Oct 23, 2023 - Politics & Policy

Obama: Israeli operation in Gaza may "backfire" if civilians aren't protected

 Former President Obama speaking in New York City in 2022.

Former President Obama speaking in New York City in November 2022. Photo: Spencer Platt/Getty Images

Former President Obama warned Monday that a possible Israeli ground operation in the Gaza Strip in response to Hamas' surprise attack could "backfire" if Palestinian civilians aren't protected.

Why it matters: Israel has said it intends to eliminate Hamas' military capabilities in a future operation, but depending on the military tactics employed, doing so in a dense urban environment like Gaza could endanger thousands of people.

  • Gaza is one of the most densely populated places on Earth, and Hamas has built military facilities, including a labyrinthian network of tunnels, near civilian infrastructure.
  • An overwhelming military campaign would also threaten to escalate the fighting into a regional war with Iran, which has indicated it would intervene if the Israeli operation in Gaza continues.
  • Israeli Prime Minister Benjamin Netanyahu previously told President Biden that Israel has no choice but to unleash a ground operation in Gaza and that he anticipates a "long and difficult war."

Catch up quickly: While the ground operation has yet to begin, Israel has called up 300,000 reservists — the largest number called to duty in decades.

  • Over 5,000 Palestinians have been killed since the war began, according to the Gaza Ministry of Health of the Hamas-run government. About 1.4 million Palestinians are displaced inside Gaza.
  • Israel has reported over 1,400 deaths.

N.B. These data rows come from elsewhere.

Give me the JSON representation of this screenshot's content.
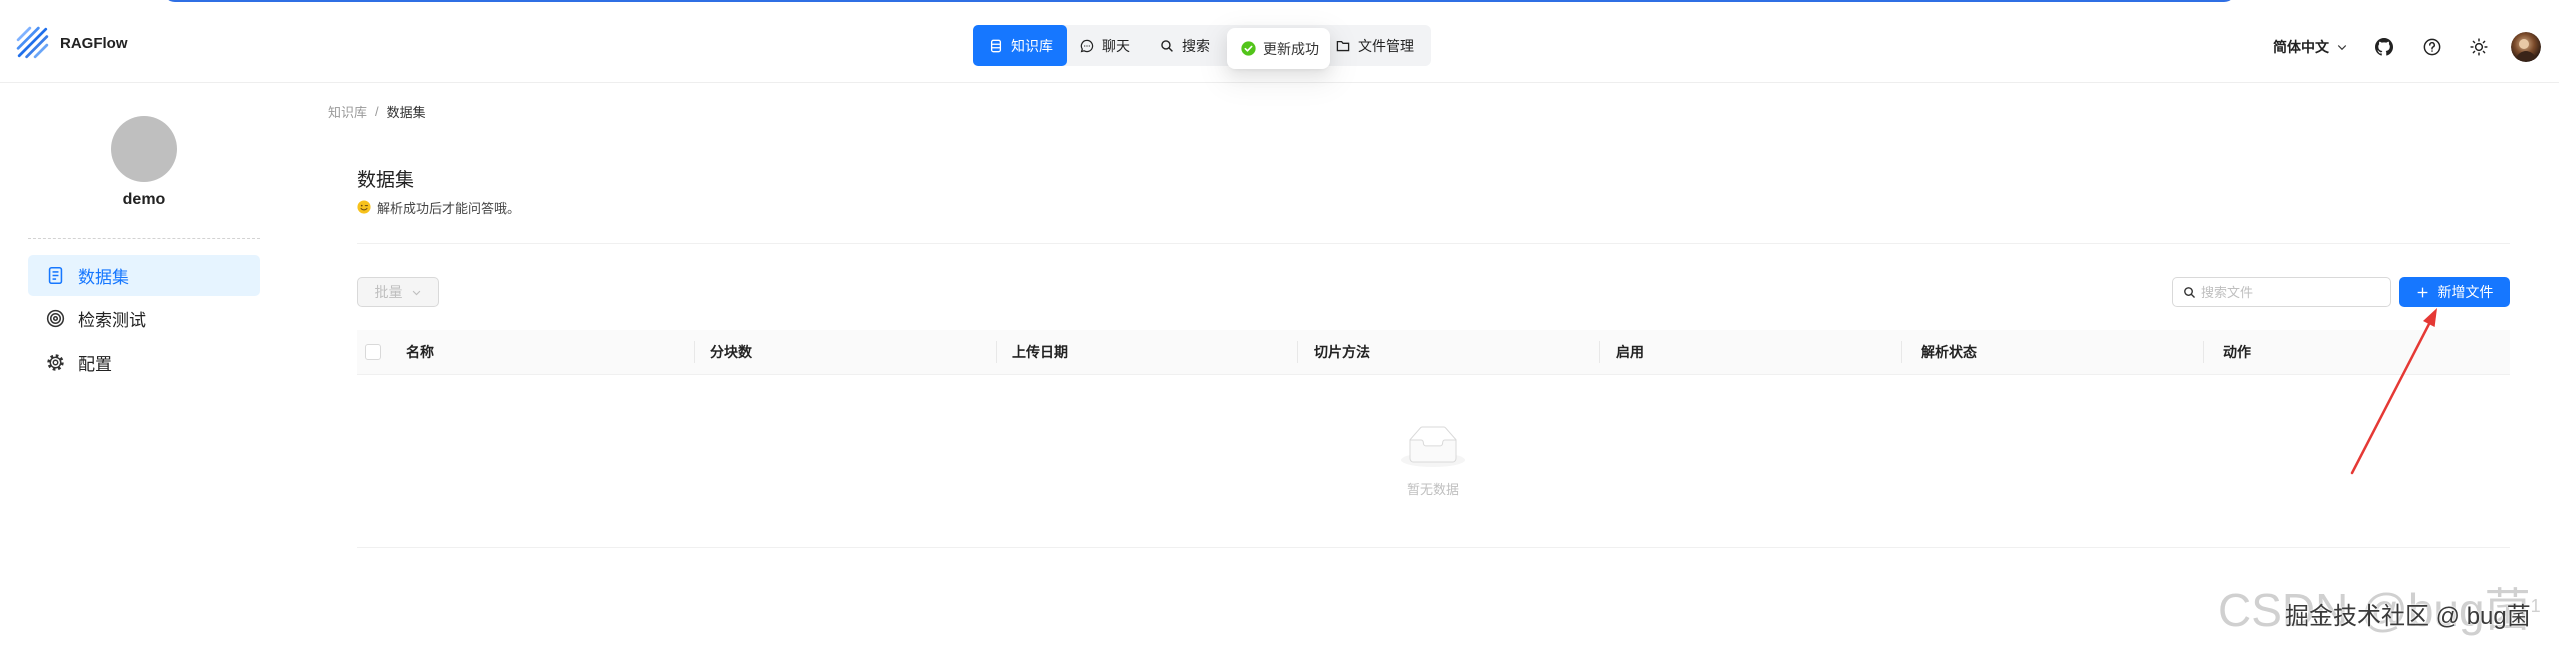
{
  "app": {
    "name": "RAGFlow",
    "logo_icon": "ragflow-logo-icon"
  },
  "nav": {
    "items": [
      {
        "label": "知识库",
        "icon": "database-icon",
        "active": true
      },
      {
        "label": "聊天",
        "icon": "chat-icon",
        "active": false
      },
      {
        "label": "搜索",
        "icon": "search-icon",
        "active": false
      },
      {
        "label": "文件管理",
        "icon": "folder-icon",
        "active": false
      }
    ]
  },
  "toast": {
    "message": "更新成功",
    "icon": "check-circle-icon"
  },
  "header_right": {
    "language": "简体中文",
    "icons": [
      "chevron-down-icon",
      "github-icon",
      "help-icon",
      "sun-icon",
      "user-avatar"
    ]
  },
  "sidebar": {
    "kb_name": "demo",
    "items": [
      {
        "label": "数据集",
        "icon": "document-icon",
        "active": true
      },
      {
        "label": "检索测试",
        "icon": "target-icon",
        "active": false
      },
      {
        "label": "配置",
        "icon": "gear-icon",
        "active": false
      }
    ]
  },
  "breadcrumb": {
    "root": "知识库",
    "separator": "/",
    "current": "数据集"
  },
  "page": {
    "title": "数据集",
    "subtitle_icon": "wink-emoji-icon",
    "subtitle": "解析成功后才能问答哦。"
  },
  "toolbar": {
    "bulk_label": "批量",
    "search_placeholder": "搜索文件",
    "add_label": "新增文件",
    "add_icon": "plus-icon"
  },
  "table": {
    "columns": [
      "名称",
      "分块数",
      "上传日期",
      "切片方法",
      "启用",
      "解析状态",
      "动作"
    ],
    "empty_text": "暂无数据",
    "empty_icon": "empty-inbox-icon"
  },
  "annotation": {
    "type": "red-arrow",
    "target": "add-file-button"
  },
  "watermark": {
    "csdn": "CSDN @bug菌",
    "csdn_sup": "1",
    "juejin": "掘金技术社区 @ bug菌"
  },
  "colors": {
    "primary": "#1677ff",
    "active_bg": "#e6f4ff",
    "success": "#52c41a",
    "annotation_arrow": "#e53935",
    "table_header_bg": "#fafafa"
  }
}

What they're saying: In the post, Obama said Israel has a right to defend itself, but cautioned that an unbridled military campaign in Gaza could have lasting repercussions that could jeopardize Israel's security in the future.

  • He said a devastating operation "could further harden Palestinian attitudes for generations, erode global support for Israel, play into the hands of Israel's enemies, and undermine long term efforts to achieve peace and stability in the region."
  • Obama cited the U.S.' military response against al-Qaeda after 9/11 as an example, saying it had "at times fallen short of our higher values when engaged in war" and didn't effectively heed advice from allies.
  • Obama criticized Israel's decision to cut electricity and block the entry of food, fuel, water and other supplies to the Gaza Strip, saying it only threatens to worsen the growing humanitarian crisis there.
  • However, he said Israel recently allowing relief trucks to enter was "an encouraging step."

The big picture: Obama called on people around the world "to put our best values, rather than our worst fears, on display" by rejecting antisemitism and anti-Muslim, anti-Arab or anti-Palestinian sentiment in all forms.

  • He said it was also necessary to reject "the morally-bankrupt suggestion that any cause can somehow justify the deliberate slaughter of innocent people" and not to minimize Hamas' attack on Israeli civilians or Palestinians' suffering.
  • "[I]t is possible for people of good will to champion Palestinian rights and oppose certain Israeli government policies in the West Bank and Gaza without being anti-semitic," the former president said.